For verification, comparative tests were carried out: two contrast agents, P866 and P999, were synthesized from the P730 platform seen previously. Their structures are identical, with the difference that on one of them, P866, a "folate residue" was grafted (by reaction with folic acid), while the other product, P999, does not contain this residue and therefore constitutes a control molecule.
A first in vitro experiment was carried out on human tumor cells. It demonstrated a particular affinity of the tracer comprising folate with respect to these cells.
To now verify the effectiveness of the method for MRI medical imaging, in vivo tests have been carried out in mice having KB tumors overexpressing the folic acid receptor, to which this new P866 tracer has been injected. The concentration of gadolinium in the tumor tissues was measured four hours after the injection, and it is found that this tracer specifically accumulates in the organs, unlike the control tracer P999. However, this selectivity is only obtained with injected doses of less than 10 μmol of gadolinium ions per kilogram.
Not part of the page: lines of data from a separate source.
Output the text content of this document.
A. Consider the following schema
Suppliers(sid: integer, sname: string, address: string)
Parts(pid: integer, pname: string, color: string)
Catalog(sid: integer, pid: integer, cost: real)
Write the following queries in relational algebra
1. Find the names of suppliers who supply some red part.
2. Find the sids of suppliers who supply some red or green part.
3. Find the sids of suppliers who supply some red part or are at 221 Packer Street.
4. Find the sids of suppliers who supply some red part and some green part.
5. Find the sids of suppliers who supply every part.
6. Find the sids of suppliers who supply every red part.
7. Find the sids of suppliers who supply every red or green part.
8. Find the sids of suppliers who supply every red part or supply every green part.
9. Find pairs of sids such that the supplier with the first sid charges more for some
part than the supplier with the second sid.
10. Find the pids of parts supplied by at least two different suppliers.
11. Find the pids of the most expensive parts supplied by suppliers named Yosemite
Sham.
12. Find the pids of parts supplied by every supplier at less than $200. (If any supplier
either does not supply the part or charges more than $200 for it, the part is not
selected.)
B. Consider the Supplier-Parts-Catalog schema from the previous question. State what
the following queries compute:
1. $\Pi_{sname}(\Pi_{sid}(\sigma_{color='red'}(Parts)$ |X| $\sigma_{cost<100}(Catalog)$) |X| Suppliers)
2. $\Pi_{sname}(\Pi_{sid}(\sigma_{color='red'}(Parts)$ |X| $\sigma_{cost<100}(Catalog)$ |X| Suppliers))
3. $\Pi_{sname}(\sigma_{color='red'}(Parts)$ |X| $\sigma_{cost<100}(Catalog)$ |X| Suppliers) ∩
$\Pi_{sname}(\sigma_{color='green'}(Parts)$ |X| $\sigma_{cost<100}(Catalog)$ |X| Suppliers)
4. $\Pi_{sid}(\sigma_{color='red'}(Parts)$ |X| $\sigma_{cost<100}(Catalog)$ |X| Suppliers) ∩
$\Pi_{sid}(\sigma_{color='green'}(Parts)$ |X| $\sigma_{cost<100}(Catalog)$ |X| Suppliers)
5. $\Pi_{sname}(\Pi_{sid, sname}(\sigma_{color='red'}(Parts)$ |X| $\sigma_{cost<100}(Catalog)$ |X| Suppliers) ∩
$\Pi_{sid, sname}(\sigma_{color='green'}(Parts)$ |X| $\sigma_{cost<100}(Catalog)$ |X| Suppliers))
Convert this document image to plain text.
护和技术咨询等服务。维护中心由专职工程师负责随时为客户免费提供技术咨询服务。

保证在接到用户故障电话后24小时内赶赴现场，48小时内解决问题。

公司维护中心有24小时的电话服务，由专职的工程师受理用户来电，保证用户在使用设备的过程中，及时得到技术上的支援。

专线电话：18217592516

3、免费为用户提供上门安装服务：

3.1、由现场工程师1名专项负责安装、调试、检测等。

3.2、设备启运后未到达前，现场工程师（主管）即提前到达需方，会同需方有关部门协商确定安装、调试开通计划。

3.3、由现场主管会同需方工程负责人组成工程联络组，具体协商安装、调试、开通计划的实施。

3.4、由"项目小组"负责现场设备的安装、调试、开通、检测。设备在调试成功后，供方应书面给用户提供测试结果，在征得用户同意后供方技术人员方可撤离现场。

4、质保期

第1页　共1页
Beyond (30 µmol per kilogram), there is no longer any selectivity
And unfortunately, if you stay below this dose, the MRI signal is not intense enough.
The loss of information at 30 µmol per kilogram can be explained. The excess of tracer injected drowns in a background noise the specific signal coming from tracer molecules that are well linked to the tumor receptors. This is a problem of sensitivity of the measurement probes, which still needs to be improved.
Molecular MRI to visualize the processes in cells, therefore, remains a challenge. Researchers still have several cards to play, notably with the use of image processing software; or the development of more efficient contrastophores, in particular, nanoparticulate structures based on "superparamagnetic" iron oxides.